Dans ce contexte, n’oublions pas la réunion de la BCE. Sans surprise, celle-ci s’est inscrite dans la droite ligne des précédentes, offrant peu d’éléments nouveaux aux marchés. Les taux directeurs restent inchangés et Christine Lagarde n’a délivré aucun signal nouveau sur la trajectoire à venir. Un point d’attention pour de nombreux investisseurs portait néanmoins sur l’impact de la dépréciation du dollar. La présidente de la BCE a rappelé que le taux de change ne constitue pas un objectif de politique monétaire en tant que tel, tout en soulignant qu’il est pleinement intégré dans l’ensemble des modèles macroéconomiques utilisés par l’institution. Christine Lagarde a ainsi tenu à préciser que, malgré l’accélération de l’appréciation de l’euro face au dollar observée depuis mai 2025, la parité EUR/USD évolue toujours à des niveaux proches de sa moyenne de long terme. Si la BCE semble vouloir rassurer les investisseurs, un euro durablement plus fort exerce mécaniquement une pression désinflationniste sur les prix importés et peut, à terme, peser sur la dynamique de croissance. C’est précisément ce facteur qui pourrait rouvrir, à moyen terme, le débat sur l’orientation de la politique monétaire.

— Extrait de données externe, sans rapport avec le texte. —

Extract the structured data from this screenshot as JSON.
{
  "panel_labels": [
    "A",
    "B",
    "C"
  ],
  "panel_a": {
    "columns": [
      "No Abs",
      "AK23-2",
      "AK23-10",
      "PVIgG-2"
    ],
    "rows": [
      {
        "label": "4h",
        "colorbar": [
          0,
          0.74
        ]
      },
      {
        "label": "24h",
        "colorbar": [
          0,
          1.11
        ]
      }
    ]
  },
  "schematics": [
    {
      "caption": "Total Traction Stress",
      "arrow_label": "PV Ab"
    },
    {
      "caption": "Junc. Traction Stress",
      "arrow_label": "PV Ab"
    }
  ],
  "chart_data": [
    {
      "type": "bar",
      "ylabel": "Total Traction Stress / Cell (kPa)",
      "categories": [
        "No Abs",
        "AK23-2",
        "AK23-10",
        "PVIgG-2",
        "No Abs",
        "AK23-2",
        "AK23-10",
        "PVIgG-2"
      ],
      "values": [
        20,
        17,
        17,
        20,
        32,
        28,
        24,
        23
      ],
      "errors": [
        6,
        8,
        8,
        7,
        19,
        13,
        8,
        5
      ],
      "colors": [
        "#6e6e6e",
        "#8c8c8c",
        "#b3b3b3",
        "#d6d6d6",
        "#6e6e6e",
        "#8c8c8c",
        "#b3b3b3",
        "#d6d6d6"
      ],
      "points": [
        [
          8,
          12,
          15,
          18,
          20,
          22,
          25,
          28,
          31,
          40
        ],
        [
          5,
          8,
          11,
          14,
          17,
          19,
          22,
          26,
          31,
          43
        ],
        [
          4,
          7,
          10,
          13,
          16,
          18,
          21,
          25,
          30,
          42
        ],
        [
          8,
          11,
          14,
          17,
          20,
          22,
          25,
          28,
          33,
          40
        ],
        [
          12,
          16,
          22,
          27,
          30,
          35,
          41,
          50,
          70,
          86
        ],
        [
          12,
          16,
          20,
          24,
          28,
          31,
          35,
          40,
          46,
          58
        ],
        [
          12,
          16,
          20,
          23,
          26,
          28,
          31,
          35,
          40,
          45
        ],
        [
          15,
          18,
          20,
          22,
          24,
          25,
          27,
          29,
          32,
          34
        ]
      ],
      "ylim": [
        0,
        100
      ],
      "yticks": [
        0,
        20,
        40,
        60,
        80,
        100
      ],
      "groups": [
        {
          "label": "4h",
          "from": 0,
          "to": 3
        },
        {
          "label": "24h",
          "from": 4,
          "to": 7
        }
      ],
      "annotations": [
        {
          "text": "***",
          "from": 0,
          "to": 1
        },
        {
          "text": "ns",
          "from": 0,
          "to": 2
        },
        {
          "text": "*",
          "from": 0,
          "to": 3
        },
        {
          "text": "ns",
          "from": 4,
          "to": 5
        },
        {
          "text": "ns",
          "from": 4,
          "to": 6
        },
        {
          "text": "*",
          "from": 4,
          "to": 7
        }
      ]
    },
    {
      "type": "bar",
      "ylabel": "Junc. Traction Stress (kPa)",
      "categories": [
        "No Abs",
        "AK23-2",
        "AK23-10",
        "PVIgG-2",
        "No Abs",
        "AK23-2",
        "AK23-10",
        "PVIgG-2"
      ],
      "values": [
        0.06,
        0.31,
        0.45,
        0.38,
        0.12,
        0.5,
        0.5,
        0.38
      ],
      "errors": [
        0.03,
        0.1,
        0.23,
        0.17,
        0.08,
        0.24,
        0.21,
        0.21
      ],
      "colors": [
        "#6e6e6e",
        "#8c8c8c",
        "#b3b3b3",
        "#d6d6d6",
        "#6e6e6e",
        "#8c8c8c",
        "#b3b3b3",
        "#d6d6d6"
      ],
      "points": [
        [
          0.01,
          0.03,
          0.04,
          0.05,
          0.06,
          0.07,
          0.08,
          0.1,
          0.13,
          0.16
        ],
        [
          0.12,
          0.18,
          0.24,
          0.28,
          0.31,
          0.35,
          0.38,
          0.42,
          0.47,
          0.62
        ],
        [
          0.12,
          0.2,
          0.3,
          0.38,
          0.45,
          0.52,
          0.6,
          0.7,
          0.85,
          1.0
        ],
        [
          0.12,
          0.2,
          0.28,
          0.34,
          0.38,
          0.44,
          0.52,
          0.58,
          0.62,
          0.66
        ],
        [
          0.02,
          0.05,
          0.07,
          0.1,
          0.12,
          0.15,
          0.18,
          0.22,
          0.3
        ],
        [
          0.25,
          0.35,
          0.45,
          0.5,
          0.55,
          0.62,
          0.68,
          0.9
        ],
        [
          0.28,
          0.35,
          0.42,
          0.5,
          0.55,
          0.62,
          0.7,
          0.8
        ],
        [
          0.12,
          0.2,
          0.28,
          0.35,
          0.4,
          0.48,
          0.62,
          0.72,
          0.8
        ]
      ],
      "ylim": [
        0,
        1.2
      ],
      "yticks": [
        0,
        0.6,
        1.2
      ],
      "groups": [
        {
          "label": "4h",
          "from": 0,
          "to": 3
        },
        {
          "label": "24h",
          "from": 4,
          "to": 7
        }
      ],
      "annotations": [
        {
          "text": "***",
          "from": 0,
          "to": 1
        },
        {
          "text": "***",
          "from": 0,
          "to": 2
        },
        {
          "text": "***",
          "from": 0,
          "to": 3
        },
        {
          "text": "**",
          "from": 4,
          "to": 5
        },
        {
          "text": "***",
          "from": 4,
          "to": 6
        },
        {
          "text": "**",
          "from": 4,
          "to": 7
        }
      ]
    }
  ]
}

S’agissant du Japon, à l’issue des élections législatives anticipées organisées ce week-end, la Première ministre Sanae Takaichi a remporté une très large victoire. Son parti, le PLD, dispose désormais d’une majorité suffisamment confortable pour mettre en œuvre une politique budgétaire expansionniste. La perspective d’une hausse non financée des dépenses publiques — et donc d’émissions de dette d’ampleur — avait inquiété les investisseurs ces dernières semaines, provoquant une nette tension sur les taux souverains japonais, non sans conséquences sur les taux américains et européens. Si, à ce stade, la Première ministre a indiqué que les décisions seraient prises en tenant compte de la situation financière du pays, l’orientation de la politique budgétaire demeure un point de vigilance, susceptible d’alimenter la volatilité sur les taux. Cette semaine, on suivra d’ailleurs avec attention la publication des chiffres de l’emploi aux États-Unis, reportée au 11 février en raison du très court shutdown qui a pris fin mardi dernier. Ces données revêtent une importance particulière alors que plusieurs signes de fragilisation du marché du travail ont récemment émergé. L’enquête JOLTS a montré un recul marqué des offres d’emploi non pourvues (6,542 M contre 7,25 M attendus), tandis que l’enquête ADP a révélé un net ralentissement des créations, à +22 000 en janvier contre +45 000 anticipés.